Football Leaks. "Há tensão entre a verdade e a forma de aceder a ela”, diz Rogério Alves
28-04-2023 - 06:30
 • Liliana Monteiro

Antigo bastonário da Ordem dos Advogados diz que há "tensão entre a verdade e a forma de aceder a ela”, quando se está perante "a descoberta de condutas com interesse público e com relevância criminal que colocam a nu factos que a policia desconhecia”.

Football Leaks trouxe reflexão sobre “coexistência nem sempre pacifica entre descoberta da verdade e os modos lícitos de descobrir a verdade”.

Football Leaks “não podemos cair na tentação de transformar cada cidadão num polícia que se atribui a si próprio poderes de investigação”

Quase quatro anos depois da acusação, o caso Football Leaks conhece esta sexta-feira o desfecho com a leitura do acórdão, a partir das 10h00, no Campus de Justiça, em Lisboa, de um caso que levantou reflexões na sociedade e na justiça portuguesa.

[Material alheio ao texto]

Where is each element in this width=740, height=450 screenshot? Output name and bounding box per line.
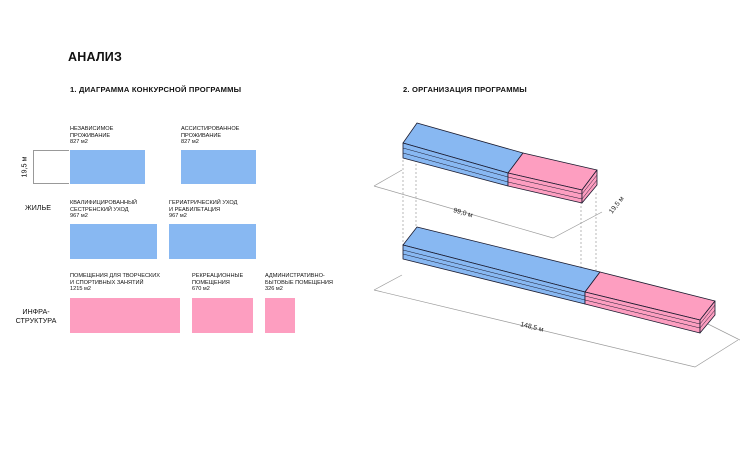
block-independent bbox=[70, 150, 145, 184]
upper-footprint-edge bbox=[373, 169, 403, 187]
block-assisted bbox=[181, 150, 256, 184]
infrastructure-group-label: ИНФРА- СТРУКТУРА bbox=[15, 307, 57, 325]
block-admin bbox=[265, 298, 295, 333]
upper-length-label: 99,0 м bbox=[452, 207, 473, 219]
block-creative bbox=[70, 298, 180, 333]
page-title: АНАЛИЗ bbox=[68, 50, 123, 64]
lower-footprint-lines bbox=[373, 289, 739, 368]
living-group-label: ЖИЛЬЕ bbox=[25, 203, 52, 212]
lower-bar-end bbox=[699, 300, 716, 334]
lower-length-label: 148,5 м bbox=[520, 321, 545, 334]
block-nursing bbox=[70, 224, 157, 259]
section1-heading: 1. ДИАГРАММА КОНКУРСНОЙ ПРОГРАММЫ bbox=[70, 85, 242, 94]
block-geriatric bbox=[169, 224, 256, 259]
section2-heading: 2. ОРГАНИЗАЦИЯ ПРОГРАММЫ bbox=[403, 85, 527, 94]
height-dimension-bracket bbox=[33, 150, 69, 184]
block-recreation bbox=[192, 298, 253, 333]
width-label: 19,5 м bbox=[608, 195, 626, 215]
upper-footprint-lines bbox=[373, 185, 603, 239]
block-creative-label: ПОМЕЩЕНИЯ ДЛЯ ТВОРЧЕСКИХ И СПОРТИВНЫХ ЗА… bbox=[70, 273, 160, 293]
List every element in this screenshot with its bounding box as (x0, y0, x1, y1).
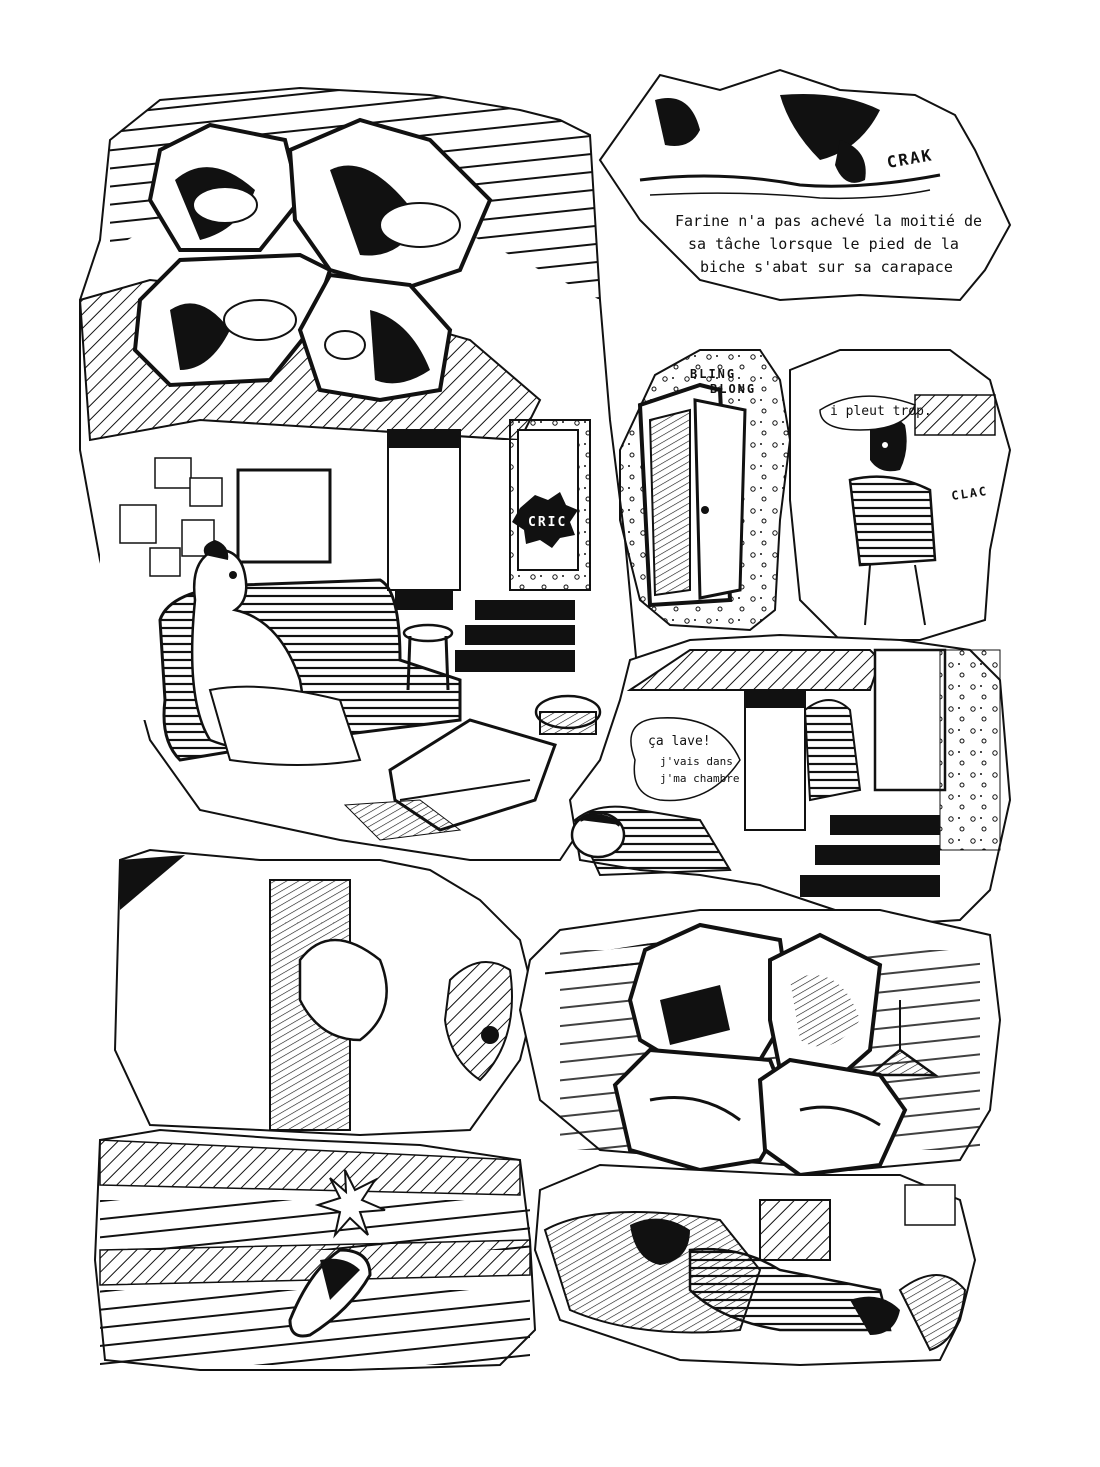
panel-door-opening: BLING BLONG (619, 349, 792, 632)
panel-rain-kid: i pleut trop. CLAC (789, 349, 1012, 641)
panel-door-closeup (113, 848, 537, 1137)
panel-going-to-room: ça lave! j'vais dans j'ma chambre (568, 633, 1012, 927)
panel-shoe-impact (93, 1128, 537, 1371)
speech-pleut-trop: i pleut trop. (830, 404, 932, 419)
panel-crak: CRAK Farine n'a pas achevé la moitié de … (598, 68, 1012, 302)
sfx-bling: BLING (690, 367, 736, 381)
sfx-cric: CRIC (512, 492, 578, 548)
speech-vais-line-2: j'ma chambre (660, 772, 739, 785)
sfx-clac: CLAC (950, 484, 988, 503)
impact-star-icon (314, 1169, 386, 1239)
panel-kid-on-bed (533, 1163, 977, 1367)
inset-hexagons-keyboard (612, 922, 908, 1178)
sfx-cric-text: CRIC (528, 515, 567, 530)
caption-line-2: sa tâche lorsque le pied de la (688, 235, 959, 253)
inset-hexagons-hands (132, 117, 493, 403)
caption-line-3: biche s'abat sur sa carapace (700, 258, 953, 276)
ceiling-lamp-icon (866, 1000, 939, 1077)
sfx-blong: BLONG (710, 382, 756, 396)
caption-line-1: Farine n'a pas achevé la moitié de (675, 212, 982, 230)
speech-vais-line-1: j'vais dans (660, 755, 733, 768)
speech-ca-lave: ça lave! (648, 734, 711, 749)
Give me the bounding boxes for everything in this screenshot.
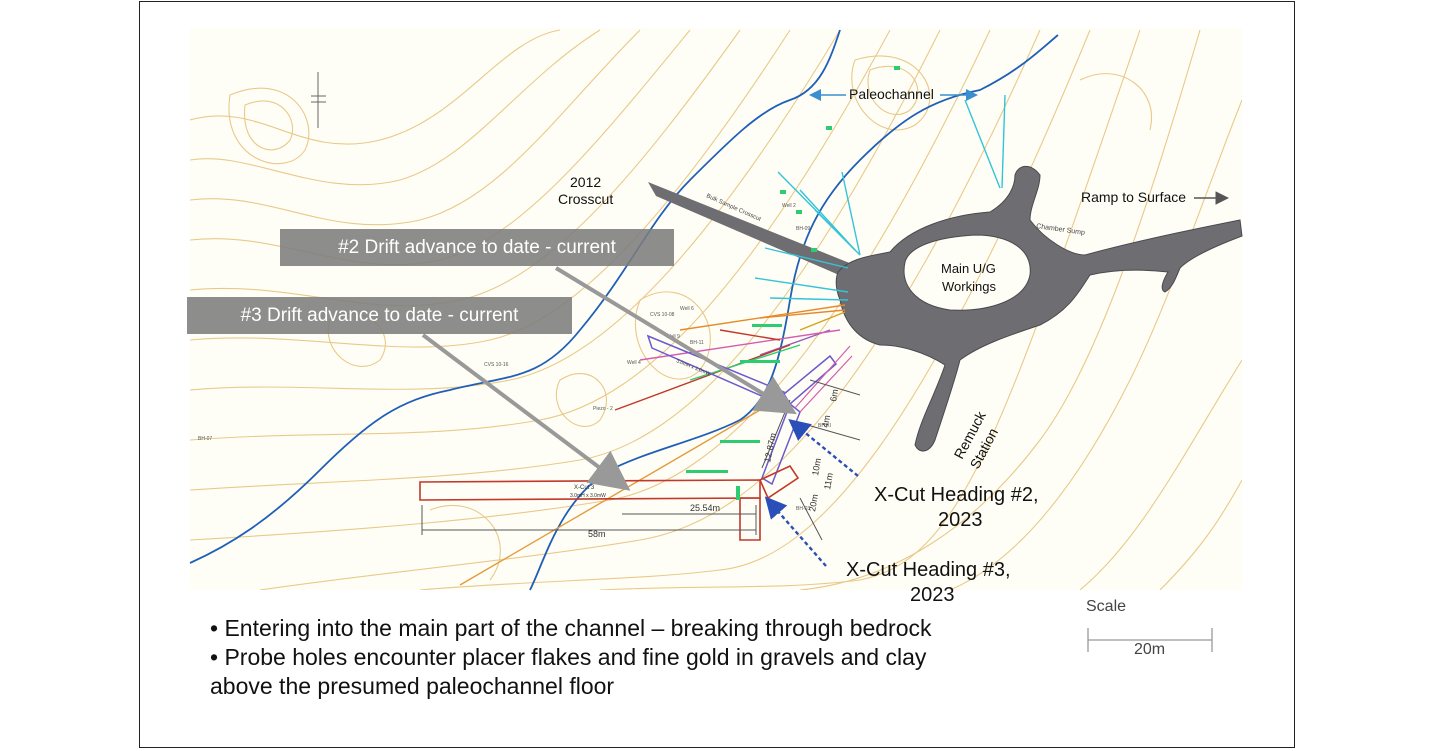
heading3-label-1: X-Cut Heading #3, xyxy=(846,559,1011,581)
dim-58m: 58m xyxy=(588,529,606,539)
survey-markers xyxy=(686,66,900,500)
north-arrow-icon xyxy=(311,72,326,128)
crosscut-label: Crosscut xyxy=(558,191,614,207)
heading3-arrow xyxy=(764,496,827,567)
dim-20m: 20m xyxy=(807,493,820,512)
bullet-item: above the presumed paleochannel floor xyxy=(210,673,615,699)
svg-text:BH-09: BH-09 xyxy=(796,226,810,232)
heading2-label-2: 2023 xyxy=(938,509,983,531)
dim-25-54m: 25.54m xyxy=(690,503,720,513)
svg-text:Well 2: Well 2 xyxy=(782,203,796,209)
svg-text:CVS 10-16: CVS 10-16 xyxy=(484,362,509,368)
heading2-arrow xyxy=(788,418,859,477)
drift2-pointer-arrow xyxy=(554,266,797,415)
x-cut-3-label: X-Cut 3 xyxy=(574,485,595,491)
heading2-label-1: X-Cut Heading #2, xyxy=(874,484,1039,506)
crosscut-year-label: 2012 xyxy=(570,174,602,190)
svg-text:CVS 10-08: CVS 10-08 xyxy=(650,312,675,318)
drift2-banner-text: #2 Drift advance to date - current xyxy=(338,236,616,258)
main-workings xyxy=(835,165,1243,452)
dim-6m: 6m xyxy=(828,388,840,402)
dim-11m: 11m xyxy=(822,472,835,490)
svg-text:Piezo - 2: Piezo - 2 xyxy=(593,406,613,412)
scale-title: Scale xyxy=(1086,598,1127,615)
contour-lines xyxy=(190,29,1242,590)
x-cut-3 xyxy=(419,464,800,541)
dimension-lines xyxy=(421,379,861,541)
bullet-item: • Probe holes encounter placer flakes an… xyxy=(210,644,927,670)
bullet-list: • Entering into the main part of the cha… xyxy=(210,614,932,701)
paleochannel-label: Paleochannel xyxy=(849,86,934,102)
drift3-banner-text: #3 Drift advance to date - current xyxy=(240,304,519,326)
heading3-label-2: 2023 xyxy=(910,584,955,606)
scale-bar xyxy=(1087,628,1213,652)
drift3-pointer-arrow xyxy=(421,333,631,491)
svg-text:BH-03: BH-03 xyxy=(796,506,810,512)
drift2-banner: #2 Drift advance to date - current xyxy=(280,229,674,266)
drift3-banner: #3 Drift advance to date - current xyxy=(187,297,572,334)
bullet-item: • Entering into the main part of the cha… xyxy=(210,615,932,641)
ramp-to-surface-label: Ramp to Surface xyxy=(1081,189,1187,205)
scale-value: 20m xyxy=(1134,641,1166,658)
main-workings-label-1: Main U/G xyxy=(941,261,996,276)
bulk-sample-crosscut xyxy=(648,182,852,278)
dim-4m: 4m xyxy=(820,414,832,428)
svg-text:BH KI: BH KI xyxy=(818,423,831,429)
x-cut-2-pink xyxy=(794,345,853,413)
probe-lines xyxy=(459,94,1006,586)
main-workings-label-2: Workings xyxy=(942,279,996,294)
svg-text:Well 4: Well 4 xyxy=(627,360,641,366)
svg-text:Well 6: Well 6 xyxy=(680,306,694,312)
svg-text:BH-07: BH-07 xyxy=(198,436,212,442)
dim-10m: 10m xyxy=(810,457,823,476)
x-cut-3-dims: 3.0mH x 3.0mW xyxy=(570,493,606,499)
svg-text:BH-11: BH-11 xyxy=(690,340,704,346)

Rogério Alves, antigo bastonário da Ordem dos Advogados, considera que o caso trouxe a inevitável reflexão sobre a “coexistência nem sempre pacifica entre descoberta da verdade e os modos lícitos de descobrir a verdade”.

“Não estamos perante um denunciante, porque isso é alguém que, estando a trabalhar numa entidade, denuncia factos ocorridos nessa mesma entidade, tendo conhecimento de factos no desenvolvimento da atividade. Aqui é uma intrusão no correio eletrónico de terceiros por alguém sem legitimidade que por isso comete crimes”, nota Alves.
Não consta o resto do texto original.